ROFL! Me too!||I took GED algebra as an adult, and my teacher was about 20 years younger. He didn't have much patience, and I could visualize what he was talking about much, much faster than I could do the math. He called on me early on with some stupid "A train leaves Chicago" drivel. It was pretty easy to figure out in my head. He asked me to show the class how I got it, and I explained that I didn't know. He didn't know what to say. He told me after class that I already knew how to do the problem whatever way it was I already knew. He tried two more times and then never called on me again. I ended up teaching a couple semesters of GED Algebra a couple of years later. I had to study every night before teaching class in the morning. One night, it just clicked. I would still lose the thread of what I was doing from time to time, but I got it. Other than that, I've never used it.

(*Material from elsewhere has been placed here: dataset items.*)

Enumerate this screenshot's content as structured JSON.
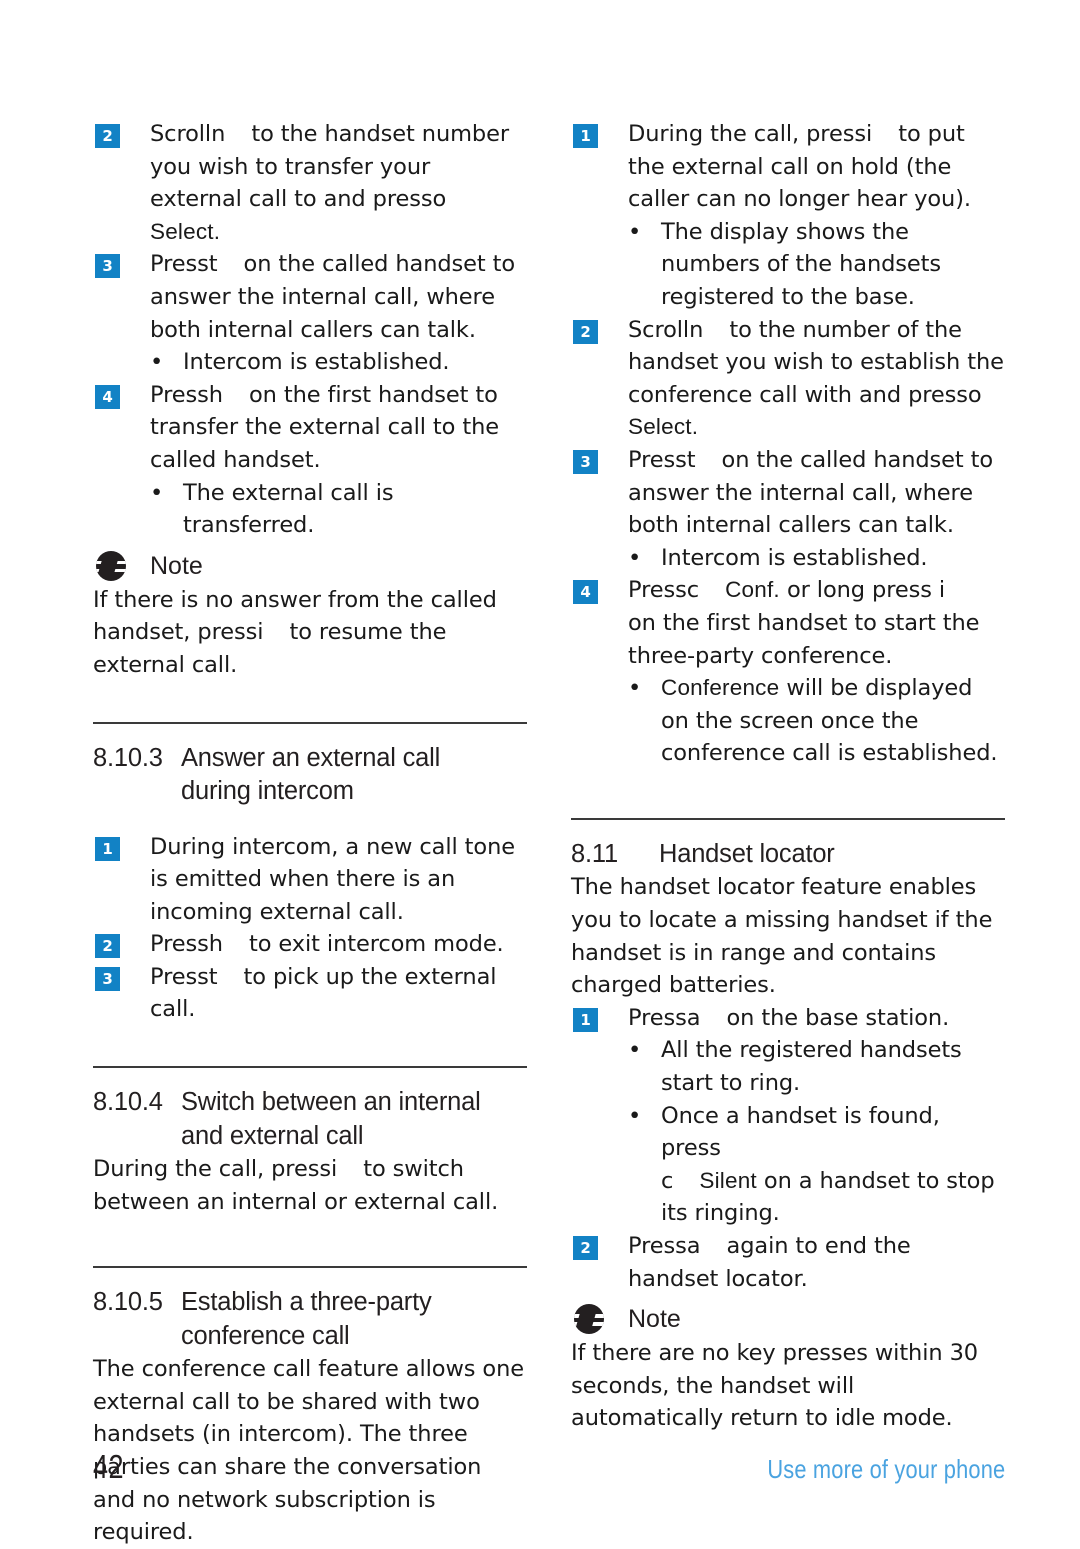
{
  "page": {
    "number": "42",
    "footer_text": "Use more of your phone",
    "accent_blue": "#1282c5",
    "footer_blue": "#4aa3e0",
    "text_color": "#1a1a1a"
  },
  "left_column": {
    "steps_transfer": [
      {
        "badge": "2",
        "text_before": "Scroll",
        "key": "n",
        "text_after": "to the handset number you wish to transfer your external call to and press",
        "key2": "o",
        "softkey": "Select",
        "text_end": "."
      },
      {
        "badge": "3",
        "text_before": "Press",
        "key": "t",
        "text_after": "on the called handset to answer the internal call, where both internal callers can talk."
      }
    ],
    "bullet_intercom": "Intercom is established.",
    "step_four": {
      "badge": "4",
      "text_before": "Press",
      "key": "h",
      "text_after": "on the first handset to transfer the external call to the called handset."
    },
    "bullet_transferred": "The external call is transferred.",
    "note_1": {
      "label": "Note",
      "text_before": "If there is no answer from the called handset, press",
      "key": "i",
      "text_after": "to resume the external call."
    },
    "section_8_10_3": {
      "number": "8.10.3",
      "title_line1": "Answer an external call",
      "title_line2": "during intercom"
    },
    "steps_answer": [
      {
        "badge": "1",
        "text": "During intercom, a new call tone is emitted when there is an incoming external call."
      },
      {
        "badge": "2",
        "text_before": "Press",
        "key": "h",
        "text_after": "to exit intercom mode."
      },
      {
        "badge": "3",
        "text_before": "Press",
        "key": "t",
        "text_after": "to pick up the external call."
      }
    ],
    "section_8_10_4": {
      "number": "8.10.4",
      "title_line1": "Switch between an internal",
      "title_line2": "and external call",
      "body_before": "During the call, press",
      "key": "i",
      "body_after": "to switch between an internal or external call."
    },
    "section_8_10_5": {
      "number": "8.10.5",
      "title_line1": "Establish a three-party",
      "title_line2": "conference call",
      "body": "The conference call feature allows one external call to be shared with two handsets (in intercom). The three parties can share the conversation and no network subscription is required."
    }
  },
  "right_column": {
    "steps_conference": [
      {
        "badge": "1",
        "text_before": "During the call, press",
        "key": "i",
        "text_after": "to put the external call on hold (the caller can no longer hear you)."
      }
    ],
    "bullet_display": "The display shows the numbers of the handsets registered to the base.",
    "step_two": {
      "badge": "2",
      "text_before": "Scroll",
      "key": "n",
      "text_after": "to the number of the handset you wish to establish the conference call with and press",
      "key2": "o",
      "softkey": "Select",
      "text_end": "."
    },
    "step_three": {
      "badge": "3",
      "text_before": "Press",
      "key": "t",
      "text_after": "on the called handset to answer the internal call, where both internal callers can talk."
    },
    "bullet_intercom": "Intercom is established.",
    "step_four": {
      "badge": "4",
      "text_before": "Press",
      "key": "c",
      "softkey": "Conf.",
      "text_middle": "or long press",
      "key2": "i",
      "text_after": "on the first handset to start the three-party conference."
    },
    "bullet_conference": {
      "softkey": "Conference",
      "text": "will be displayed on the screen once the conference call is established."
    },
    "section_8_11": {
      "number": "8.11",
      "title": "Handset locator",
      "body": "The handset locator feature enables you to locate a missing handset if the handset is in range and contains charged batteries."
    },
    "step_locator_1": {
      "badge": "1",
      "text_before": "Press",
      "key": "a",
      "text_after": "on the base station."
    },
    "bullet_ring": "All the registered handsets start to ring.",
    "bullet_silent": {
      "text_before": "Once a handset is found, press",
      "key": "c",
      "softkey": "Silent",
      "text_after": "on a handset to stop its ringing."
    },
    "step_locator_2": {
      "badge": "2",
      "text_before": "Press",
      "key": "a",
      "text_after": "again to end the handset locator."
    },
    "note_2": {
      "label": "Note",
      "text": "If there are no key presses within 30 seconds, the handset will automatically return to idle mode."
    }
  }
}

When I'm designing and building some kind of gizmo, I almost always have need for use of algebra, or a lesser form of it. Trigonometry even more often! Frank

I took algebra in high school and barely passed. Trig, forget it. I remember taking a pre-employment test (alpha and numerical filing, completing sentences that had a misspelled word and basic math) with no problems, but the math was easy. Being that part of my Warehouse/Shipping/Receiving/Purchasing/Inventory Management career included using some math, but never algebra or trig. From what I could tell, the classmates of mine that took algebra and trig were those that wound up going to college/university and getting a major degree. IOW, they were mathematically smart! That was not me.